For other purposes, we can use other abstractions:
- To see that it is not a good thing to throw at people, we can note it is heavy, hard, and sharp.
- To see that it is not a good thing to hold high in a lightning storm, we can note it is long and conducts electricity.
- To evaluate the cost to carry it around in a tool kit, we consider its volume and mass.
- To judge its suitability as decorative wall art, we consider its texture and color balance.
- To predict who will hold it when, we consider who owns it, and who they know.
- To understand its symbolic meaning in a story, we use a library of common hammer symbolisms.
- To understand its early place in human history, we consider its easy availability and frequent gains from smashing open shells.
- To predict when it is displaced by powered hammers, we can focus on the cost, human energy required, and weight of the two tools.
- To understand its value and cost in our economy, we can focus on its market price and quantity.
- [I'm sure we could extend this list.]
Whether something is "similar" to a hammer depends on whether it has similar relevant features.

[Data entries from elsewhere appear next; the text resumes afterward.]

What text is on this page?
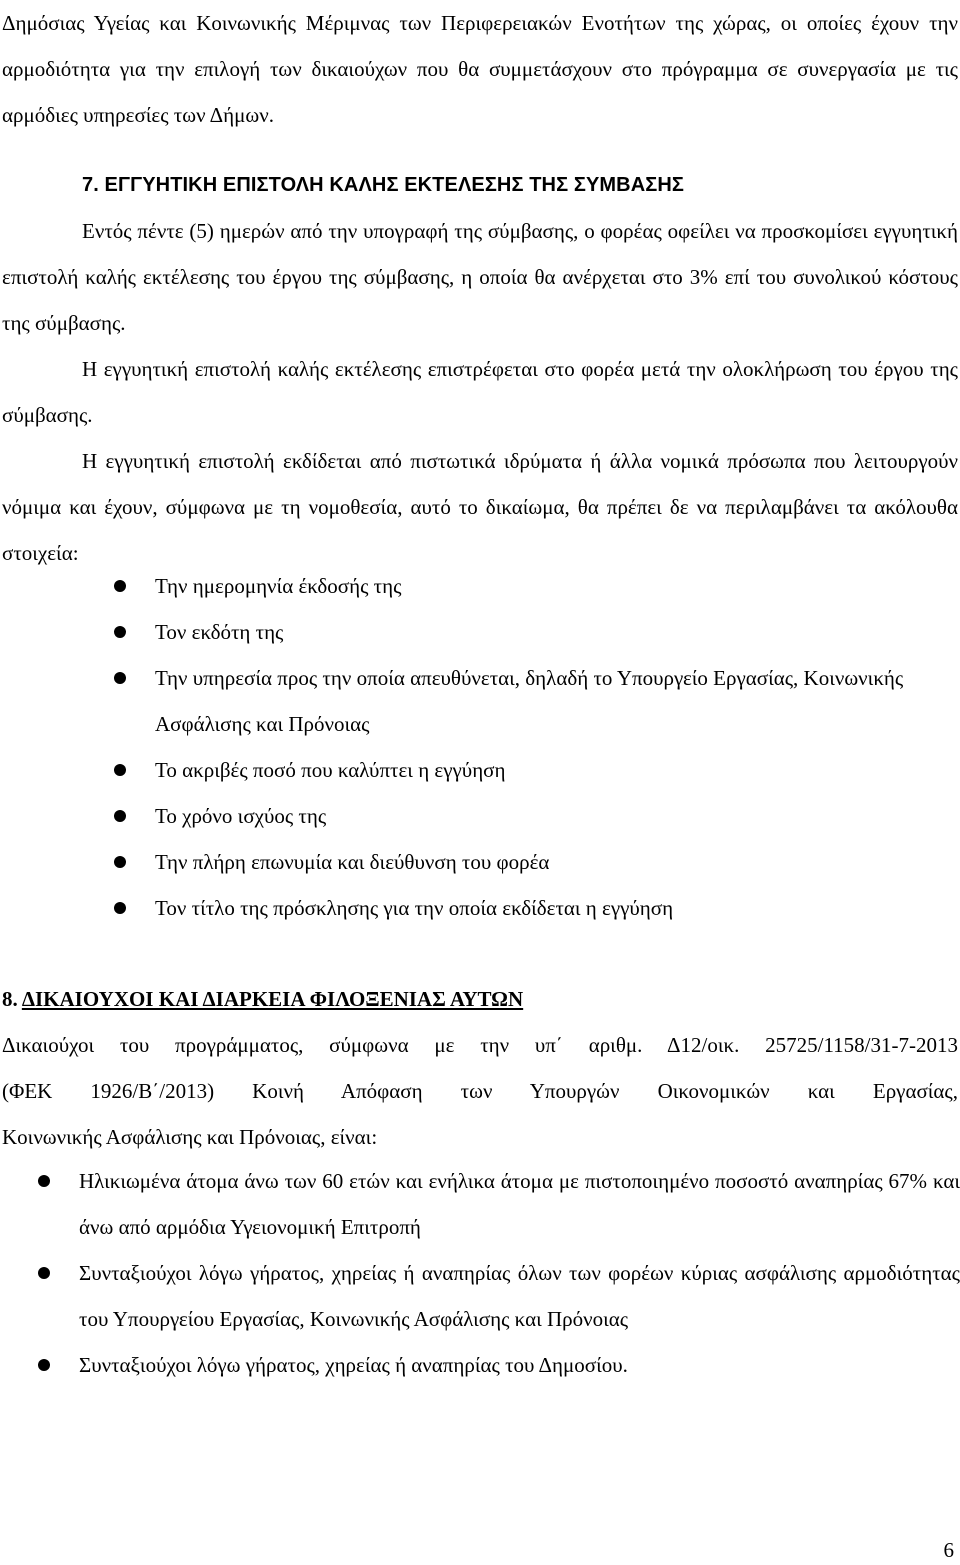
Δημόσιας Υγείας και Κοινωνικής Μέριμνας των Περιφερειακών Ενοτήτων της χώρας, οι οποίες έχουν την αρμοδιότητα για την επιλογή των δικαιούχων που θα συμμετάσχουν στο πρόγραμμα σε συνεργασία με τις αρμόδιες υπηρεσίες των Δήμων.

7. ΕΓΓΥΗΤΙΚΗ ΕΠΙΣΤΟΛΗ ΚΑΛΗΣ ΕΚΤΕΛΕΣΗΣ ΤΗΣ ΣΥΜΒΑΣΗΣ

Εντός πέντε (5) ημερών από την υπογραφή της σύμβασης, ο φορέας οφείλει να προσκομίσει εγγυητική επιστολή καλής εκτέλεσης του έργου της σύμβασης, η οποία θα ανέρχεται στο 3% επί του συνολικού κόστους της σύμβασης.

Η εγγυητική επιστολή καλής εκτέλεσης επιστρέφεται στο φορέα μετά την ολοκλήρωση του έργου της σύμβασης.

Η εγγυητική επιστολή εκδίδεται από πιστωτικά ιδρύματα ή άλλα νομικά πρόσωπα που λειτουργούν νόμιμα και έχουν, σύμφωνα με τη νομοθεσία, αυτό το δικαίωμα, θα πρέπει δε να περιλαμβάνει τα ακόλουθα στοιχεία:

Την ημερομηνία έκδοσής της
Τον εκδότη της
Την υπηρεσία προς την οποία απευθύνεται, δηλαδή το Υπουργείο Εργασίας, Κοινωνικής Ασφάλισης και Πρόνοιας
Το ακριβές ποσό που καλύπτει η εγγύηση
Το χρόνο ισχύος της
Την πλήρη επωνυμία και διεύθυνση του φορέα
Τον τίτλο της πρόσκλησης για την οποία εκδίδεται η εγγύηση

8. ΔΙΚΑΙΟΥΧΟΙ ΚΑΙ ΔΙΑΡΚΕΙΑ ΦΙΛΟΞΕΝΙΑΣ ΑΥΤΩΝ

Δικαιούχοι του προγράμματος, σύμφωνα με την υπ΄ αριθμ. Δ12/οικ. 25725/1158/31-7-2013
(ΦΕΚ 1926/Β΄/2013) Κοινή Απόφαση των Υπουργών Οικονομικών και Εργασίας,
Κοινωνικής Ασφάλισης και Πρόνοιας, είναι:

Ηλικιωμένα άτομα άνω των 60 ετών και ενήλικα άτομα με πιστοποιημένο ποσοστό αναπηρίας 67% και άνω από αρμόδια Υγειονομική Επιτροπή
Συνταξιούχοι λόγω γήρατος, χηρείας ή αναπηρίας όλων των φορέων κύριας ασφάλισης αρμοδιότητας του Υπουργείου Εργασίας, Κοινωνικής Ασφάλισης και Πρόνοιας
Συνταξιούχοι λόγω γήρατος, χηρείας ή αναπηρίας του Δημοσίου.
6
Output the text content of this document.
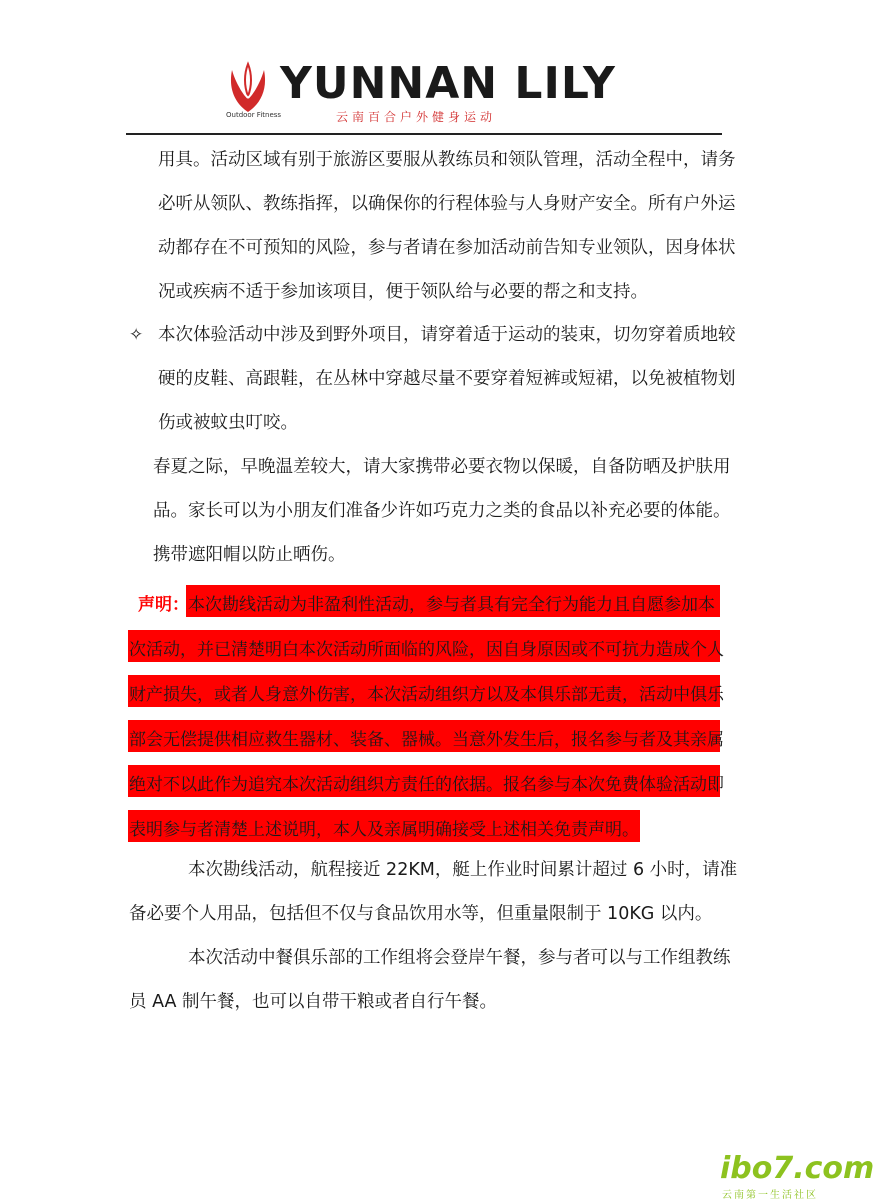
Outdoor Fitness
YUNNAN LILY
云南百合户外健身运动
用具。活动区域有别于旅游区要服从教练员和领队管理，活动全程中，请务
必听从领队、教练指挥，以确保你的行程体验与人身财产安全。所有户外运
动都存在不可预知的风险，参与者请在参加活动前告知专业领队，因身体状
况或疾病不适于参加该项目，便于领队给与必要的帮之和支持。
✧ 本次体验活动中涉及到野外项目，请穿着适于运动的装束，切勿穿着质地较
硬的皮鞋、高跟鞋，在丛林中穿越尽量不要穿着短裤或短裙，以免被植物划
伤或被蚊虫叮咬。
春夏之际，早晚温差较大，请大家携带必要衣物以保暖，自备防晒及护肤用
品。家长可以为小朋友们准备少许如巧克力之类的食品以补充必要的体能。
携带遮阳帽以防止晒伤。
声明： 本次勘线活动为非盈利性活动，参与者具有完全行为能力且自愿参加本
次活动，并已清楚明白本次活动所面临的风险，因自身原因或不可抗力造成个人
财产损失，或者人身意外伤害，本次活动组织方以及本俱乐部无责，活动中俱乐
部会无偿提供相应救生器材、装备、器械。当意外发生后，报名参与者及其亲属
绝对不以此作为追究本次活动组织方责任的依据。报名参与本次免费体验活动即
表明参与者清楚上述说明，本人及亲属明确接受上述相关免责声明。
本次勘线活动，航程接近 22KM，艇上作业时间累计超过 6 小时，请准
备必要个人用品，包括但不仅与食品饮用水等，但重量限制于 10KG 以内。
本次活动中餐俱乐部的工作组将会登岸午餐，参与者可以与工作组教练
员 AA 制午餐，也可以自带干粮或者自行午餐。
ibo7.com
云南第一生活社区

Comparing a hammer to mask based on their having similar texture and color balance is mere "surface analogies" for the purpose of calculating the cost to carry it around, but is a "deep inside" analysis for the purpose of judging its suitability as wall art. The issue is what abstractions are how useful for what purposes, not what features are "deep" vs. "surface."
Minds are so central to us that we have an enormous range of abstractions for thinking about them. Add that to our abstractions for machines and creation stories, and we have a truly enormous space of abstractions for considering stories about creating machine minds. The issue isn’t so much whether any one abstraction is deep or shallow, but whether it is appropriate to the topic at hand.
The future story of the creation of designed minds must of course differ in exact details from everything that has gone before. But that does not mean that nothing before is informative about it. The whole point of abstractions is to let us usefully compare things that are different, so that insights gained about some become insights about the others.
Yes when you struggle to identify relevant abstractions you may settle for analogizing, i.e., attending to commonly-interesting features and guessing based on feature similarity. But not all comparison of different things is analogizing. Analogies are bad not because they use "surface" features, but because the abstractions they use do not offer enough relevant insight for the purpose at hand.
I claim academic studies of innovation and economic growth offer relevant abstractions for understanding the future creation of machine minds, and that in terms of these abstractions the previous major singularities, such as humans, farming, and industry, are relevantly similar. Eliezer prefers "optimization" abstractions. The issue here is evaluating the suitability of these abstractions for our purposes.
loading...



It may be useful to consider abstraction as compression.
One scheme aims to trade detail for salience by a fractal encoding of regularities within the domain of interest. Intelligence is in the encoding. Coherence is maximized over the entire context.
Another scheme aims to trade detail for salience by selection of features according to an external function, call it Archimedes_and_his_Lever. Intelligence is in Archimedes. Coherence is maximized over a selected context.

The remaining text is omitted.